I wouldn't say I'm concerned. The product cycle was the product cycle and those vehicles, which are going to be fantastic for the Ford Motor Co., were coming out. The Lincoln vehicles that are behind them I'm sure will have the technology and abilities they have. Would we like to have it on the vehicles we have today? Sure. But those things are done years in advance. I think it was more of a timing issue and not that they don't want to put it on their luxury brand. They'll have it on their luxury brand sooner rather than later.
If you could ask Lincoln for one thing in 2021, what would it be?
There's probably two things. The first is transparency. We've talked about it over the last 12 months. This year things have probably been delayed in certain areas, whatever they may be, in our industry. We want to have real transparency on the next several years of Lincoln product. We have great discussions on it and I think it's something that will happen. Second, we want to continue to try and grow our share. Despite only having four product lines, they compete in the high-growth segments of the luxury industry. They can compete. We have to continue to drive the Lincoln message and all the client experiences we can provide as well as world-class vehicles. 2021 is going to be another really solid year.
What are your thoughts on Jim Farley as CEO?
We're excited about what he's done. Jim has been a part of Lincoln since he came to Ford Motor Co. He's been a big part and has held many roles. As has Kumar Galhotra. When you have such key people with such a strong Lincoln background, the Lincoln dealers are really excited about that.
Lincoln President Joy Falotico recently dropped her chief marketing officer title to focus solely on Lincoln. Was that a good decision?
I really believe they would not have done that if they didn't believe Lincoln had great potential for the company. Us having Joy all to ourselves will only help the Lincoln brand and the growth. The dealers are very excited.
What's the most important product in the lineup?

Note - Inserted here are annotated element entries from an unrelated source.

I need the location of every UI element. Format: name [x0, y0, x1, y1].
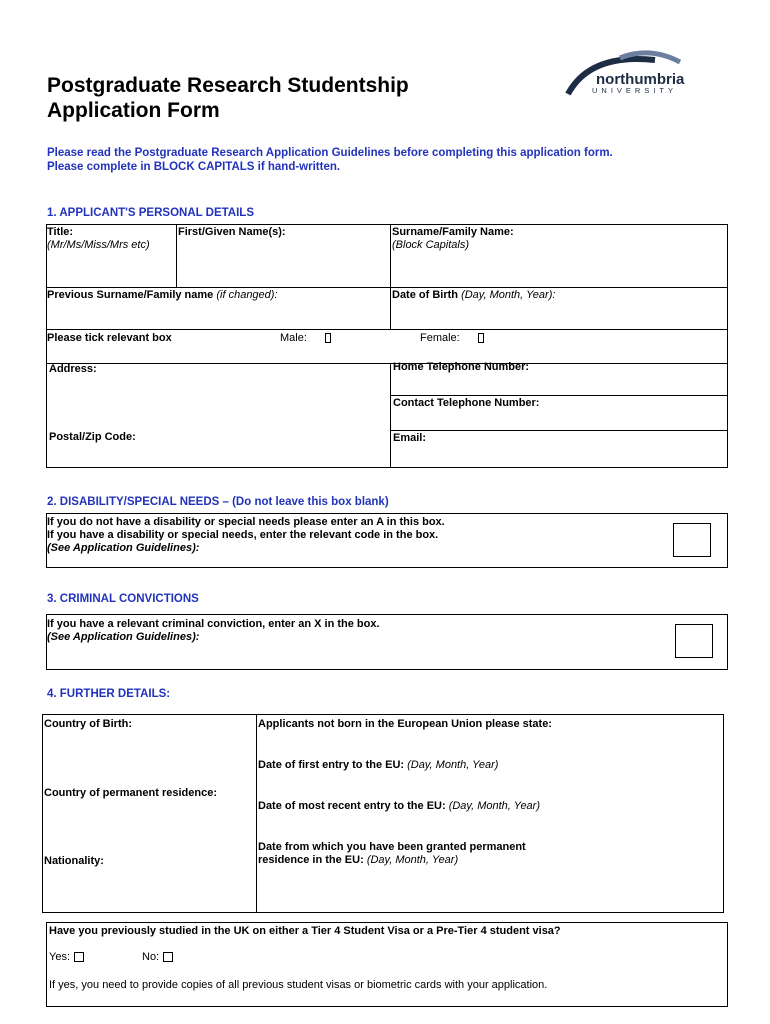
recent-entry-field[interactable]: [258, 800, 540, 813]
logo-sub: UNIVERSITY: [592, 86, 678, 95]
yes-label: Yes:: [49, 951, 71, 963]
surname-label: Surname/Family Name:: [392, 226, 514, 238]
convictions-text: [47, 618, 380, 644]
section-3-heading: 3. CRIMINAL CONVICTIONS: [47, 593, 199, 605]
section-4-heading: 4. FURTHER DETAILS:: [47, 688, 171, 700]
first-entry-hint: (Day, Month, Year): [407, 759, 499, 771]
residence-field[interactable]: [258, 841, 526, 867]
intro-line-1: Please read the Postgraduate Research Application Guidelines before completing this application form.: [47, 147, 613, 159]
first-entry-field[interactable]: [258, 759, 498, 772]
disability-line-2: If you have a disability or special needs, enter the relevant code in the box.: [47, 529, 439, 541]
address-label: Address:: [49, 363, 97, 375]
nationality-label[interactable]: Nationality:: [44, 855, 104, 867]
title-label: Title:: [47, 226, 74, 238]
logo-name: northumbria: [596, 71, 685, 88]
home-phone-label: Home Telephone Number:: [393, 361, 530, 373]
email-label: Email:: [393, 432, 427, 444]
tick-label: Please tick relevant box: [47, 332, 172, 344]
convictions-line-2: (See Application Guidelines):: [47, 631, 200, 643]
residence-label-2: residence in the EU:: [258, 854, 364, 866]
convictions-line-1: If you have a relevant criminal conviction, enter an X in the box.: [47, 618, 380, 630]
recent-entry-hint: (Day, Month, Year): [448, 800, 541, 812]
residence-hint: (Day, Month, Year): [366, 854, 459, 866]
visa-no-option[interactable]: [142, 951, 173, 964]
contact-phone-label: Contact Telephone Number:: [393, 397, 540, 409]
male-checkbox[interactable]: [325, 333, 331, 343]
conviction-input[interactable]: [675, 624, 713, 658]
dob-label: Date of Birth: [392, 289, 458, 301]
no-checkbox[interactable]: [163, 952, 173, 962]
intro-text: [47, 146, 613, 174]
intro-line-2: Please complete in BLOCK CAPITALS if hand-written.: [47, 161, 341, 173]
surname-field[interactable]: [392, 226, 514, 252]
disability-line-3: (See Application Guidelines):: [47, 542, 200, 554]
section-1-heading: 1. APPLICANT'S PERSONAL DETAILS: [47, 207, 254, 219]
female-label: Female:: [420, 332, 460, 344]
divider: [256, 714, 257, 913]
address-box[interactable]: [46, 363, 391, 468]
country-birth-label[interactable]: Country of Birth:: [44, 718, 132, 730]
dob-field[interactable]: [392, 289, 555, 302]
visa-note: If yes, you need to provide copies of all previous student visas or biometric cards with your application.: [49, 979, 548, 991]
prev-surname-hint: (if changed):: [216, 289, 278, 301]
disability-text: [47, 516, 445, 555]
email-field[interactable]: [390, 430, 728, 468]
postal-label: Postal/Zip Code:: [49, 431, 136, 443]
divider: [390, 287, 391, 330]
title-hint: (Mr/Ms/Miss/Mrs etc): [47, 239, 150, 251]
prev-surname-field[interactable]: [47, 289, 278, 302]
first-name-field[interactable]: First/Given Name(s):: [178, 226, 286, 238]
visa-yes-option[interactable]: [49, 951, 84, 964]
surname-hint: (Block Capitals): [392, 239, 470, 251]
dob-hint: (Day, Month, Year):: [461, 289, 556, 301]
yes-checkbox[interactable]: [74, 952, 84, 962]
title-field[interactable]: [47, 226, 150, 252]
residence-label-1: Date from which you have been granted permanent: [258, 841, 526, 853]
prev-surname-label: Previous Surname/Family name: [47, 289, 214, 301]
first-entry-label: Date of first entry to the EU:: [258, 759, 405, 771]
title-line-1: Postgraduate Research Studentship: [47, 74, 409, 97]
female-checkbox[interactable]: [478, 333, 484, 343]
eu-heading: Applicants not born in the European Union please state:: [258, 718, 552, 730]
no-label: No:: [142, 951, 160, 963]
visa-question: Have you previously studied in the UK on either a Tier 4 Student Visa or a Pre-Tier 4 student visa?: [49, 925, 561, 937]
female-option[interactable]: [420, 332, 484, 345]
disability-line-1: If you do not have a disability or special needs please enter an A in this box.: [47, 516, 445, 528]
divider: [390, 224, 391, 288]
male-label: Male:: [280, 332, 307, 344]
male-option[interactable]: [280, 332, 331, 345]
further-details-box: [42, 714, 724, 913]
section-2-heading: 2. DISABILITY/SPECIAL NEEDS – (Do not leave this box blank): [47, 496, 389, 508]
recent-entry-label: Date of most recent entry to the EU:: [258, 800, 446, 812]
page-title: [47, 73, 409, 123]
disability-code-input[interactable]: [673, 523, 711, 557]
country-residence-label[interactable]: Country of permanent residence:: [44, 787, 217, 799]
divider: [176, 224, 177, 288]
title-line-2: Application Form: [47, 99, 220, 122]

When you have four, they're all very important. And they all have to hold their own. The Aviator is a very important product, and I'd personally say it's the most important. It's a world-class product and it's in a growing segment. It brings in a client that's new to Lincoln dealers and brings in trades that are new.
What's been the reaction to the Aviator plug-in hybrid?
The Aviator GT is bringing in a completely new client. It's really been a very good vehicle for us. A lot of dealers have asked for more marketing on the vehicle to let the clients know about what a performance vehicle it is. A lot of dealers are doing that on their own and having success with it. It's a rocket ship.
Would you like to see any changes to Lincoln's marketing strategy?
It's one of the key priorities. We continue to ask to improve share of voice to get the message out. We think we can work together with the company to improve that. As a dealer you never have enough share of voice. We need to improve it, even if it's through nontraditional means.